How can a mutex in Wine be faster than a native one on Linux

3 lh_mouse 0 8/26/2025, 8:44:00 AM
System information

* CPU: 11th Gen Intel Core i7-1165G7

* System: Linux Mint 22.2

* Kernel: 6.11.0-1014-lowlatency (no ntsync)

* Sys libc: GNU C library 2.39

* Wine: 9.0

* Compiler: GCC 13 (both)

Configurations and time of execution (lower is better)

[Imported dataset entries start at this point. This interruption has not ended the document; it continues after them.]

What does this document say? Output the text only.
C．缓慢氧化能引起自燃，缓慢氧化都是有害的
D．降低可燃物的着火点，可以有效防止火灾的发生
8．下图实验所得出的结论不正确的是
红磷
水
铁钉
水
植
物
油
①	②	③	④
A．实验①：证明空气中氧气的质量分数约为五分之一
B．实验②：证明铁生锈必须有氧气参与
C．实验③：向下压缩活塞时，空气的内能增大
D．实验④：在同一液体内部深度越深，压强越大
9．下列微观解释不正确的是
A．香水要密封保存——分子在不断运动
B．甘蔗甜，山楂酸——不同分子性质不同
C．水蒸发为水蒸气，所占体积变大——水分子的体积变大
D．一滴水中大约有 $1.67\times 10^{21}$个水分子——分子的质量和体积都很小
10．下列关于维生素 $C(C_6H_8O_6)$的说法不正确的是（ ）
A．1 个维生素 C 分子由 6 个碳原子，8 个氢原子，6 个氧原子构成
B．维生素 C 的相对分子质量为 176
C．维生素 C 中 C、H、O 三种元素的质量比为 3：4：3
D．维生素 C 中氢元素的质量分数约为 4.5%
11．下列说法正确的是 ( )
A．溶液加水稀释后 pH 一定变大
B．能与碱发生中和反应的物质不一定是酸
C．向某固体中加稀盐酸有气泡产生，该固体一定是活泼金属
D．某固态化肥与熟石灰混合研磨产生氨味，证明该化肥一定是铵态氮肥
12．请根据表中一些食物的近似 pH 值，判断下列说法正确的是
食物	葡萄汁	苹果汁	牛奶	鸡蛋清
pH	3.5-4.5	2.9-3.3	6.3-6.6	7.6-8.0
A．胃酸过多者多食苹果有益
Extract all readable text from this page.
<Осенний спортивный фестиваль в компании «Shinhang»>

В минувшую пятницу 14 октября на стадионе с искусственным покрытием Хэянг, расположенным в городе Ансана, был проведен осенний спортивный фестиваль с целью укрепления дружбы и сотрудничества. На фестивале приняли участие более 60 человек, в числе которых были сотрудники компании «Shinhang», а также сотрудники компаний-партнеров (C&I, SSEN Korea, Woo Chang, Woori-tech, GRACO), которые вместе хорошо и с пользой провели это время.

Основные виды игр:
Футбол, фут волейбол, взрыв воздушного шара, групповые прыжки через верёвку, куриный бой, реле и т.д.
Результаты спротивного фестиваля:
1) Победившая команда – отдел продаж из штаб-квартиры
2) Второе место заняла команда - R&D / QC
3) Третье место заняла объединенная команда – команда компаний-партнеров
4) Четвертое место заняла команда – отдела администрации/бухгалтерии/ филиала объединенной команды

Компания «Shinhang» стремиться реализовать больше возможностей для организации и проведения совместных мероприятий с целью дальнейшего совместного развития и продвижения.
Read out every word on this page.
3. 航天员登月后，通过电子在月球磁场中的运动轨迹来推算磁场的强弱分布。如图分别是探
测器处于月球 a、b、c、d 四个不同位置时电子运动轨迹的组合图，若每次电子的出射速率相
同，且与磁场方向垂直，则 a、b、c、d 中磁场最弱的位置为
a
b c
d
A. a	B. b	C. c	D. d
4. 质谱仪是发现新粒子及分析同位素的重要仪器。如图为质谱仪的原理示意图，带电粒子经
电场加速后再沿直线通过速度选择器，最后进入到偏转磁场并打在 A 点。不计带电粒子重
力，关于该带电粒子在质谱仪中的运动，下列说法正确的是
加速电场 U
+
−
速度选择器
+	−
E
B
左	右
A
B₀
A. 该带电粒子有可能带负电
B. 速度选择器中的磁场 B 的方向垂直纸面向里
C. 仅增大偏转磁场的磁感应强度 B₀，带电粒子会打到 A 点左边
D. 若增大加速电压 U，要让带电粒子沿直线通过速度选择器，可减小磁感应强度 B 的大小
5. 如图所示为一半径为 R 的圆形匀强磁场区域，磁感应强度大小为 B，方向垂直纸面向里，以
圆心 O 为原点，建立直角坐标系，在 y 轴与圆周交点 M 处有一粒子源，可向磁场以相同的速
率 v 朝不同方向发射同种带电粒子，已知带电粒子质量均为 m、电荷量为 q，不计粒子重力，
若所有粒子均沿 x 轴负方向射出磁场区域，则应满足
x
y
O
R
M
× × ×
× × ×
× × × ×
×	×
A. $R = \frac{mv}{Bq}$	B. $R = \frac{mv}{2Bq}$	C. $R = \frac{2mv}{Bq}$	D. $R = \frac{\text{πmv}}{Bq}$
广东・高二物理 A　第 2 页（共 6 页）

* linux std: ( 8.150 s) std::mutex, backed by pthread

* linux boost: (10.936 s) boost::mutex

* win std: (20.246 s) std::mutex, backed by CRITICAL_SECTION

* win boost: ( 4.849 s) boost::mutex

* win srw: (15.853 s) SRWLOCK

* win mcf0i: ( 4.117 s) _MCF_mutex from mcfgthread, inlining disabled

The test uses code from https://github.com/markwaterman/MutexShootout

Hyperfine screenshot: https://files.lhmouse.com/20250826-155709.png

When boost::mutex is compiled natively it's slower than glibc, but when it's compiled for Windows and run in Wine it outperforms everything except mcfgthread, including native glibc mutex. Does this mean the glibc mutex is inferior in design, or is it sorta magic in thread scheduling in Wine that makes boost::mutex behave better in this test?